If you pay attention to the Twittersphere, Hallmark Cards invented Valentine’s Day to sell cards.Wrong — by about three centuries.
Americans began exchanging hand-made valentines in the early 1700s. In the 1840s a woman named Esther Howland began selling what’s thought to be the first mass-produced valentines.
That was about 70 years before Joyce Hall, Hallmark’s founder, famously started selling cards out of a shoebox in Kansas City.
There’s no doubt, though, that Valentine’s Day gives card sellers a huge boost. Today’s holiday is No. 2 behind Christmas for generating card sales.
The Greeting Card Association expects 150 million to 160 million Valentine’s Day cards to be bought in the United States this year, or about the same number purchased last year.
That figure, excluding the boxed children’s sets, includes cards that range from 99 cents to more than $10 each. The National Retail Federation estimates total card sales at $1.1 billion.
What’s also expected to hold constant this year is that women tend to purchase about eight out of 10 cards.
So where do men spend their Valentine’s Day dollars?
According to the National Retail Federation, this year’s biggest outlay is expected to be for jewelry.

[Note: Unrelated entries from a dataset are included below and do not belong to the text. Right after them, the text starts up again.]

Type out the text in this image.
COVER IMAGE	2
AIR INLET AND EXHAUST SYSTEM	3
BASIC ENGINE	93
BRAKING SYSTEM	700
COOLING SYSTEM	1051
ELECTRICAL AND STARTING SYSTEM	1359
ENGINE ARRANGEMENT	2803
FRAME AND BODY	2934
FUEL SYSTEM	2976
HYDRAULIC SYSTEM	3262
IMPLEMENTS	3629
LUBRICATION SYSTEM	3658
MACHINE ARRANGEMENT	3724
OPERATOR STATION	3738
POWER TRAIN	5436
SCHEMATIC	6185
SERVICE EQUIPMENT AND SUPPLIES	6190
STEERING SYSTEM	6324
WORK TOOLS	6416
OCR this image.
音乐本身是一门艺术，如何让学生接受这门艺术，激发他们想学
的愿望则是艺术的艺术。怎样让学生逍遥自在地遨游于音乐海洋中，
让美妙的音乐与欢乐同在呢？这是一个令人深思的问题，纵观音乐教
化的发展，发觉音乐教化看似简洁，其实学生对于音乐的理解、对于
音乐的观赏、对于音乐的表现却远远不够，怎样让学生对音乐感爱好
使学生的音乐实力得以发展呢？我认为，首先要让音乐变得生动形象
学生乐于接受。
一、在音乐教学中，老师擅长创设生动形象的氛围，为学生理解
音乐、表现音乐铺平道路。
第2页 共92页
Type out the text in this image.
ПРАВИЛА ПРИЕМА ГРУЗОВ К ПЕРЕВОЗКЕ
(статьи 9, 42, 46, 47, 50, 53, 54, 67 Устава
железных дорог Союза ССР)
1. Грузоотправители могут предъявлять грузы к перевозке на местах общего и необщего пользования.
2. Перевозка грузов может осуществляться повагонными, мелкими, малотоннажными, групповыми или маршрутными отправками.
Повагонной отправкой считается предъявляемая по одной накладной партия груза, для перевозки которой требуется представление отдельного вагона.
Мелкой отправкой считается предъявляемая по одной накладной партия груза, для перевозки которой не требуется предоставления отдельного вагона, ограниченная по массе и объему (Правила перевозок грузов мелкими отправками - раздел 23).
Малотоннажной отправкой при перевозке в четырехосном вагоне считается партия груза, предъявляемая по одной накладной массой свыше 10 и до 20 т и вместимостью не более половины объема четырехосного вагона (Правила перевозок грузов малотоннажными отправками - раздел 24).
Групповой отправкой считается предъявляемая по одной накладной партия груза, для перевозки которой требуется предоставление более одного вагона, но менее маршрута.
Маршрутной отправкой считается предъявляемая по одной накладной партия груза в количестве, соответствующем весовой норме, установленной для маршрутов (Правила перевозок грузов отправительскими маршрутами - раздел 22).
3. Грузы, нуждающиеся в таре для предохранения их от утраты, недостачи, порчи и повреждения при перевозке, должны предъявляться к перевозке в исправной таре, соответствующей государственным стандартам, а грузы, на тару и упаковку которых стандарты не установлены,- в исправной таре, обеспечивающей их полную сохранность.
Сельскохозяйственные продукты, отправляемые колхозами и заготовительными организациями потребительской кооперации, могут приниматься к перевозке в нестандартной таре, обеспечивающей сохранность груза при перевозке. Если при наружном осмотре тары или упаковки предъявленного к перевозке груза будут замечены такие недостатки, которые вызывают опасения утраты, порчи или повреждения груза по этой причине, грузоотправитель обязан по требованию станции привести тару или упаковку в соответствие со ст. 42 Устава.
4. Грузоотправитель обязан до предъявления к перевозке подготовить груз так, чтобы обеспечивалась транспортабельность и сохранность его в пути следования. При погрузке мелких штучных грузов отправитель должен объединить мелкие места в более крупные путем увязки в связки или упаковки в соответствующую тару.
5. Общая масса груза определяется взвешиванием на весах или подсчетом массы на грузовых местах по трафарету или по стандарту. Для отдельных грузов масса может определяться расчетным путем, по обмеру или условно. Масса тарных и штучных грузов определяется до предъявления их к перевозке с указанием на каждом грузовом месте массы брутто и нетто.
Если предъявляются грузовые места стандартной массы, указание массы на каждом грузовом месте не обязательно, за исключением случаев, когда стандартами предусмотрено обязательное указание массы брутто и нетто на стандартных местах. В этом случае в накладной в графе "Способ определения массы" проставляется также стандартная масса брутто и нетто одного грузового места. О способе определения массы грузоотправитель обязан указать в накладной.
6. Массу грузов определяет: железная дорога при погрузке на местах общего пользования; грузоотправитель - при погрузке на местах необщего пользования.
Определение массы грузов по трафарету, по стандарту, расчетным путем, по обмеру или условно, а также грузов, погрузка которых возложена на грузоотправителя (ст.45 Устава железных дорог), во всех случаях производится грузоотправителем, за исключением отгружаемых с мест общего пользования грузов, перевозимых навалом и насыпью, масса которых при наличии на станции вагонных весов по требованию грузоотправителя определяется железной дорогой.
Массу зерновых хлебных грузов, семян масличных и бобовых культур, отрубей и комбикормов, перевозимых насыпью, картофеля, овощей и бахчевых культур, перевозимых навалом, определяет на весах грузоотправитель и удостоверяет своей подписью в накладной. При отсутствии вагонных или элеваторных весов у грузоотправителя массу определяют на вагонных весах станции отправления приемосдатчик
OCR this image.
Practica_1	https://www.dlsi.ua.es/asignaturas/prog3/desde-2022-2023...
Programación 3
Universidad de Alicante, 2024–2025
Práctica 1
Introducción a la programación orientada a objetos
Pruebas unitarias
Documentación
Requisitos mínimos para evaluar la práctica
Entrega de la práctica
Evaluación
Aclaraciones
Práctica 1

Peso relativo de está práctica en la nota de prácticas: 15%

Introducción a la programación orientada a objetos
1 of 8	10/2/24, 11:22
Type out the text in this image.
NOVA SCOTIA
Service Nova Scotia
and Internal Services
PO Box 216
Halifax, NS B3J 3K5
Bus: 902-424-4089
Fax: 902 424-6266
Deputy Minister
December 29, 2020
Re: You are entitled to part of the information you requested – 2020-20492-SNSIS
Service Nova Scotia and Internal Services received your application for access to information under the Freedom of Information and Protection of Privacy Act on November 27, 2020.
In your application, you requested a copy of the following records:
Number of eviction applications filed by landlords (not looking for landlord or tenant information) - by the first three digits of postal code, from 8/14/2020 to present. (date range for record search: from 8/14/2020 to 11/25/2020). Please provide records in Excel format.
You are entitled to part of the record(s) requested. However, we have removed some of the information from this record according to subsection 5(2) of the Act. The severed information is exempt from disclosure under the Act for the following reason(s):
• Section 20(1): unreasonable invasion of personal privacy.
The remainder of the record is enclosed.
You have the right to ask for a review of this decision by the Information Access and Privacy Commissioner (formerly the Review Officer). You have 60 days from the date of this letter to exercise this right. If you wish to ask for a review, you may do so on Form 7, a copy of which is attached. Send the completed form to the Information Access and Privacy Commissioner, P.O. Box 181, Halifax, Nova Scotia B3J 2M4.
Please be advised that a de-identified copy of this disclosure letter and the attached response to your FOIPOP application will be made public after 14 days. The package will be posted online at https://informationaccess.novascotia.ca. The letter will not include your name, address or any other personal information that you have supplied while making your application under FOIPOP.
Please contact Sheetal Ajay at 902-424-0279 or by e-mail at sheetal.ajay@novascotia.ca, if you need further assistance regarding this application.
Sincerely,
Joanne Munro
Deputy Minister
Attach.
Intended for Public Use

Try $3.5 billion on for size.Hot on that industry’s heels will be dining out. Restaurant tabs of $3.4 billion are expected for what can be the busiest dining-out day of the year for many establishments.
The Society of American Florists thinks floral gifts will reach $1.7 billion.
And the National Confectioners Association expects a 4 percent surge in candy sales to more than $1 billion. The National Retail Federation forecasts even sweeter sales at $1.5 billion.
All told, total holiday spending for Valentine’s Day is expected to reach $15.7 billion, including sexy lingerie, pajamas, and other odds and ends.